Agreed wages rose by an average of 2.2 percent in 2022 and by 1.3 percent in 2021. Based on the currently valid minimum wage of twelve euros, the Commission could therefore decide on an increase of 3.5 percent or 42 cents as of January 1, 2024. But that’s not enough for the unions. DGB board member Stefan Körzell takes up the employer’s argument of political intervention: the minimum wage must be so high that it does not get into the political debate. And that means an hourly wage of 13.50 euros for Körzell. Employers, on the other hand, do not even want to use the twelve euros as a basis for calculation, but instead the 10.45 euros that the minimum wage would be if the one-time increase to twelve euros by the legislature had not taken place.

The calculation went wrong

On June 30, 2020, after a tough struggle, the commission agreed to increase the minimum wage in four stages: EUR 9.50 as of January 1, 2021, EUR 9.60 as of July 1, 2021, EUR 9.82 as of January 1 2022 and to 10.45 euros on July 1, 2022. The small steps at the beginning can be explained by the uncertainty caused by the pandemic, the big step at the end with the calculations of the employers, who had hoped to keep the topic out of the 2021 federal election campaign. That went wrong. Olaf Scholz won the election with the demand for twelve euros, twelve euros have been in effect since October.
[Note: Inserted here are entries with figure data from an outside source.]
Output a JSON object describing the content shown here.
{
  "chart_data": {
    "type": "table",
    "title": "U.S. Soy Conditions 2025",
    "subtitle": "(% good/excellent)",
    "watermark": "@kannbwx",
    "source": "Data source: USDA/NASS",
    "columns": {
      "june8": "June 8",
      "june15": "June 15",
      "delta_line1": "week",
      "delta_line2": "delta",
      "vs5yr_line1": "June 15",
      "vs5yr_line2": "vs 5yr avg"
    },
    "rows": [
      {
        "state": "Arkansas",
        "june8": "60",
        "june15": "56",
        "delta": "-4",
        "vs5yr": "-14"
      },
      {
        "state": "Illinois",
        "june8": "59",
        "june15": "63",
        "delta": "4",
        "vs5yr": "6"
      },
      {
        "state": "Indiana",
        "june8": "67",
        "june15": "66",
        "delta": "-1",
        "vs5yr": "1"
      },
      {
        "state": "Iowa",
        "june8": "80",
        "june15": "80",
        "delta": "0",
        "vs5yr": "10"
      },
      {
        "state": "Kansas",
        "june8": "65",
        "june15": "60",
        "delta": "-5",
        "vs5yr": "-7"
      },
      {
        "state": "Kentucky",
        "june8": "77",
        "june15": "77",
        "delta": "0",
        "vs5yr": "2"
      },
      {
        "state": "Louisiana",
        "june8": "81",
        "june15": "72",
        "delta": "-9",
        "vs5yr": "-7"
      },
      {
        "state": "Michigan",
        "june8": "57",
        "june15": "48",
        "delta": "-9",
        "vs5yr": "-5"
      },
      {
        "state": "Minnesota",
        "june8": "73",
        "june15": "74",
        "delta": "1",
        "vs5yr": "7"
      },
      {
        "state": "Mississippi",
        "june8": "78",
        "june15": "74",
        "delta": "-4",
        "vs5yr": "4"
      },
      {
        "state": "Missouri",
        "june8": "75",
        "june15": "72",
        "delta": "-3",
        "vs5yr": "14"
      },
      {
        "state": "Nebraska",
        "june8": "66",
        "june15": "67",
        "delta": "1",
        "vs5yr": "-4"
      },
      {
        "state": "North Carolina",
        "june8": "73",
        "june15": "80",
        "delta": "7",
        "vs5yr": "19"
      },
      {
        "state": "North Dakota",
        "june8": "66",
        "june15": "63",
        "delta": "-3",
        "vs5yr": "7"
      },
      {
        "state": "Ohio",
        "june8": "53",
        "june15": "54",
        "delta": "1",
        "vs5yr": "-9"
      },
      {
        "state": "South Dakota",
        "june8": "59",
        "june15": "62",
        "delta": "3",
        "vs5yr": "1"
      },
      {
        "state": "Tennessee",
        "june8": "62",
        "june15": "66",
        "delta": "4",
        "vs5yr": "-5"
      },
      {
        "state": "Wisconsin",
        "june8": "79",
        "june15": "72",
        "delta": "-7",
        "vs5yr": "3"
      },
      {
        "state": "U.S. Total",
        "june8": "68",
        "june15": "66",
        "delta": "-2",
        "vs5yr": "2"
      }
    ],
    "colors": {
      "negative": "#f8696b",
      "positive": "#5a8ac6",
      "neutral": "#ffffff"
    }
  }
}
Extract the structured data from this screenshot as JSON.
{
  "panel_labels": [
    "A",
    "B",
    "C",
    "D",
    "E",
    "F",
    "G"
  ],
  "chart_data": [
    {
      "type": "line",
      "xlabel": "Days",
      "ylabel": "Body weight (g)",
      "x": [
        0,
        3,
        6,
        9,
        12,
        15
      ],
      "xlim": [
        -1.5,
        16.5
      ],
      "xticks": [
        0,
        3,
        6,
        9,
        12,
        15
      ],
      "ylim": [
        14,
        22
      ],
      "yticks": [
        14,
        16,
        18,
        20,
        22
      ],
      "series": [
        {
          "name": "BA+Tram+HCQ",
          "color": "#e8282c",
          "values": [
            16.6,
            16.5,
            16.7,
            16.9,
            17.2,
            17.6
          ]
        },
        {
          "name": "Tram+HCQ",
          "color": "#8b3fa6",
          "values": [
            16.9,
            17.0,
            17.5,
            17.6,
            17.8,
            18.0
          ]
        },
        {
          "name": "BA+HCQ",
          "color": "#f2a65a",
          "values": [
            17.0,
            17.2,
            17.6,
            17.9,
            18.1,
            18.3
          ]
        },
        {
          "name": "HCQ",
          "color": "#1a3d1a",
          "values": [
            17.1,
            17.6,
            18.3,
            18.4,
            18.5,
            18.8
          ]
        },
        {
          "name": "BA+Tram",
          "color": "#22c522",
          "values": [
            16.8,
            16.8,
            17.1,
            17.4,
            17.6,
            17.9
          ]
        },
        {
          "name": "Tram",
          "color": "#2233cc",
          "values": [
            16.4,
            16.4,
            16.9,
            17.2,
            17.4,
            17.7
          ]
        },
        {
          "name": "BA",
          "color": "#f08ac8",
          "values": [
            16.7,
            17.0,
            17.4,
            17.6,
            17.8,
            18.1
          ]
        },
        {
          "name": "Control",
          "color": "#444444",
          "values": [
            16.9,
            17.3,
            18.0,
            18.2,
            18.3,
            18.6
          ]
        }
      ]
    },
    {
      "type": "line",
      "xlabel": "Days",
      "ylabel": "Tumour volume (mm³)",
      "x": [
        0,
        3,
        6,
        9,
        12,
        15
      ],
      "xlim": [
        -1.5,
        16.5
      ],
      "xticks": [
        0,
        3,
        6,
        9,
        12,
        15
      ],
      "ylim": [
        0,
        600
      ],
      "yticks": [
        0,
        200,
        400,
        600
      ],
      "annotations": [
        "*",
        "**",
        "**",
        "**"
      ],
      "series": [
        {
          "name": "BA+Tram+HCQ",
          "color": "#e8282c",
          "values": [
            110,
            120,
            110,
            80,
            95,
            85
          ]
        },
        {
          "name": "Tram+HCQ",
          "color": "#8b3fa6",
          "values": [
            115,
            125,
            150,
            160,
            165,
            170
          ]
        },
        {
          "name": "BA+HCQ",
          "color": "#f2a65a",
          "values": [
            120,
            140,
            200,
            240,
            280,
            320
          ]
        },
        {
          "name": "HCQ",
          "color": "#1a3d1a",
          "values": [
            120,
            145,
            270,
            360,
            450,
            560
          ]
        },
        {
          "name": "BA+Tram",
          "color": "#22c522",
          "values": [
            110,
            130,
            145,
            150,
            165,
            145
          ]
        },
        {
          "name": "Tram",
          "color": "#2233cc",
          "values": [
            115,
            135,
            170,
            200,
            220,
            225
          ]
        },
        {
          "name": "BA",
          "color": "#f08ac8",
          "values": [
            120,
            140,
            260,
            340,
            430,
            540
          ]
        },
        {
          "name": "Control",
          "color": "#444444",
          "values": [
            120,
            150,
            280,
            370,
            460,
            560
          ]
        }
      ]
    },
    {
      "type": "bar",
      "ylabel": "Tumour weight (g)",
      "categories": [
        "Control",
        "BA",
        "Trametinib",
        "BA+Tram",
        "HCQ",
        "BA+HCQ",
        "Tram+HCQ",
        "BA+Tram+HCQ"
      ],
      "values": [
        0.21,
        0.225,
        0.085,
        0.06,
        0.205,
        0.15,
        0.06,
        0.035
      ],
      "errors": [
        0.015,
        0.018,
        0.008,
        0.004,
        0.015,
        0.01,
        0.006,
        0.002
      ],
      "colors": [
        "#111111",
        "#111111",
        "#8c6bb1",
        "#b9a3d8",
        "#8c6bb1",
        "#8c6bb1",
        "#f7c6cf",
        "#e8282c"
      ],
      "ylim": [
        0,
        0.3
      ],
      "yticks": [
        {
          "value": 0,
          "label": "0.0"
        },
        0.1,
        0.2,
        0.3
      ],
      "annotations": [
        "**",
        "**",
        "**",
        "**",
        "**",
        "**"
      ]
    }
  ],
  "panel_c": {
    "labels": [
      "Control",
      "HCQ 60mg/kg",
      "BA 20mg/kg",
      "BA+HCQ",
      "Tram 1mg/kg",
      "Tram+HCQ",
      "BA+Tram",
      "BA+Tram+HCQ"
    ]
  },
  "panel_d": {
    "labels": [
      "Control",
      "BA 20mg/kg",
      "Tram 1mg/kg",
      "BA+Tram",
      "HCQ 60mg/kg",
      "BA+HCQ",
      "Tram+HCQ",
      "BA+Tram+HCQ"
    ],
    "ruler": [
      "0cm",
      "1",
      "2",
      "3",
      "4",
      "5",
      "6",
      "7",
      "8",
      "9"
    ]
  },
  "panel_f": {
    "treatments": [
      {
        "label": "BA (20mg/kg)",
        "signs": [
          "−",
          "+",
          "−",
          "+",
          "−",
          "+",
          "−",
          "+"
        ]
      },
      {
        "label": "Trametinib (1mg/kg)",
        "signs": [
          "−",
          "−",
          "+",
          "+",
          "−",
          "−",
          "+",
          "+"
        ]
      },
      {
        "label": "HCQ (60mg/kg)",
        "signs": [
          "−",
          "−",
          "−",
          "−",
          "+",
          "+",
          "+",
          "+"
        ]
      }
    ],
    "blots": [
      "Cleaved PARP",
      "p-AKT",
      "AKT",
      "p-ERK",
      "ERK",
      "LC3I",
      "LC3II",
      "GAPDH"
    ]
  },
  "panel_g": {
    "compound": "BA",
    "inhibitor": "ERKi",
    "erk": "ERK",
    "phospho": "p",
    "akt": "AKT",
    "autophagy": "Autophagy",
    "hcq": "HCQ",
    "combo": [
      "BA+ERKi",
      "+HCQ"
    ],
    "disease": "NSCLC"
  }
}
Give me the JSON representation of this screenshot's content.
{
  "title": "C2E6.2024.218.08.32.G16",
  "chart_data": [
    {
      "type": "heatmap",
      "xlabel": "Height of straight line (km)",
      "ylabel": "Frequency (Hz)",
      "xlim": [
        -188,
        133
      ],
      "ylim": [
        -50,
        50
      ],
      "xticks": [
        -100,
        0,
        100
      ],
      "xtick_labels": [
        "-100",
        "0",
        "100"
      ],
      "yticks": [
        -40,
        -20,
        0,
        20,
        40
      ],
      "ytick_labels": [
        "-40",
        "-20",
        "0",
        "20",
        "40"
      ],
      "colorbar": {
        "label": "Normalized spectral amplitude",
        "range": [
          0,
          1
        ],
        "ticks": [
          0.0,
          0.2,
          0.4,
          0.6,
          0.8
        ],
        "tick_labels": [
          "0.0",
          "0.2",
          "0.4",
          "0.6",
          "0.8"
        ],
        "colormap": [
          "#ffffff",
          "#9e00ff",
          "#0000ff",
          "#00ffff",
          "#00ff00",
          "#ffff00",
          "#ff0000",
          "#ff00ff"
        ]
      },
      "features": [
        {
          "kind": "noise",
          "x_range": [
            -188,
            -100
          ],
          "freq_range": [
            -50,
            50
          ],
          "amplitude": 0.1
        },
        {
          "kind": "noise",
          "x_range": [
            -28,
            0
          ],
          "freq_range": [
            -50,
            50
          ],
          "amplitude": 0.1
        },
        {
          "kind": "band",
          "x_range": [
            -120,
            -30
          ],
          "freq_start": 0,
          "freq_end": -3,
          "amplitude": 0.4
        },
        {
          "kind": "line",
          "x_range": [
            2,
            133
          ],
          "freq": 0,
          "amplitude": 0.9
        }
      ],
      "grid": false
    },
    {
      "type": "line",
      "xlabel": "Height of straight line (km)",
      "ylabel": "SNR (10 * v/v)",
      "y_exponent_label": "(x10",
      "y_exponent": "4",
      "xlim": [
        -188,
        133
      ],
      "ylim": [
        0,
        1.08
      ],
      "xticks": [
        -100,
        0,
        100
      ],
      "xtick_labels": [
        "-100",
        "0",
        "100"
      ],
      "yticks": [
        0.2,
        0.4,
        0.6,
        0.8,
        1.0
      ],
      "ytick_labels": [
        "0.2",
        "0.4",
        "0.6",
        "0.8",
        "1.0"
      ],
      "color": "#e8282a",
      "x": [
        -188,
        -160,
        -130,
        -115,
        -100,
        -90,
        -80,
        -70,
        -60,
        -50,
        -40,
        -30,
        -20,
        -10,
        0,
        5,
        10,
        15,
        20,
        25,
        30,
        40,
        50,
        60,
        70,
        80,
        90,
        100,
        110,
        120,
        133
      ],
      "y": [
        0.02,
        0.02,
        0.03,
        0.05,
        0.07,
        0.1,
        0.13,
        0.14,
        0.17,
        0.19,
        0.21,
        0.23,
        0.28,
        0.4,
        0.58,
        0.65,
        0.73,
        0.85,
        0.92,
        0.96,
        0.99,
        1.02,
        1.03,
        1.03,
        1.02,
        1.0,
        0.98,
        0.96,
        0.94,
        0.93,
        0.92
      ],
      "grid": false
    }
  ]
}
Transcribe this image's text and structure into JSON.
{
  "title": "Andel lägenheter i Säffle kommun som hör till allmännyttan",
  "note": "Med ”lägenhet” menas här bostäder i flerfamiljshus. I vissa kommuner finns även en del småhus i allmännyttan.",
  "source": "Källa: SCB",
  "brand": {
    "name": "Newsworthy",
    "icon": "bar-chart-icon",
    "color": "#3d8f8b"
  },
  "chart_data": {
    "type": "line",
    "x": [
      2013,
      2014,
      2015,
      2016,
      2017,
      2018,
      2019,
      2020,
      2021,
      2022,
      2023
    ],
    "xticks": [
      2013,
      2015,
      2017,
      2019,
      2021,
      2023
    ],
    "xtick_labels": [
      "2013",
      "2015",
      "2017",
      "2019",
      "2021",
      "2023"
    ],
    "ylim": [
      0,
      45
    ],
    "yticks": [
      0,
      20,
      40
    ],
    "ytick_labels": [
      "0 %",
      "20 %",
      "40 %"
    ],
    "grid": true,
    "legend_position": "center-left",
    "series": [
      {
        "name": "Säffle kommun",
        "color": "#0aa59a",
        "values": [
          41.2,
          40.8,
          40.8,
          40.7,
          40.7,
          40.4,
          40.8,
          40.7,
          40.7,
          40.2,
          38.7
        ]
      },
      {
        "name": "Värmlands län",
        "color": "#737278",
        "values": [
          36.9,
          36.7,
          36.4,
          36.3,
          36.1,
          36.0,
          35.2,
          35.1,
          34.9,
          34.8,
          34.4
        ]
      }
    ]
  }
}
Due to the extraordinary increase to twelve euros per hour, the minimum wage was raised by more than 22 percent within just one year. Nevertheless, with reference to the inflation rate of 6.9 percent last year and probably a good five percent in 2023, trade unions are calling for a significant increase in the minimum wage in 2024 and possibly in a further step in 2025. The target is the EU recommendation.

EU proposes 13.50 euros

As the most important benchmark for an appropriate minimum wage, the European Minimum Wage Commission recommends that the minimum wage should not be less than 60 percent of the so-called median wage. The twelve euros in Germany currently make up about 53 percent of the median wage of full-time employees. In order to reach 60 percent, the minimum wage would have to be raised to 13.50 euros.

The employers reject this: the minimum wage directive has not been transposed into national law and is therefore irrelevant for the German minimum wage commission. A risky position that may provoke a new political intervention.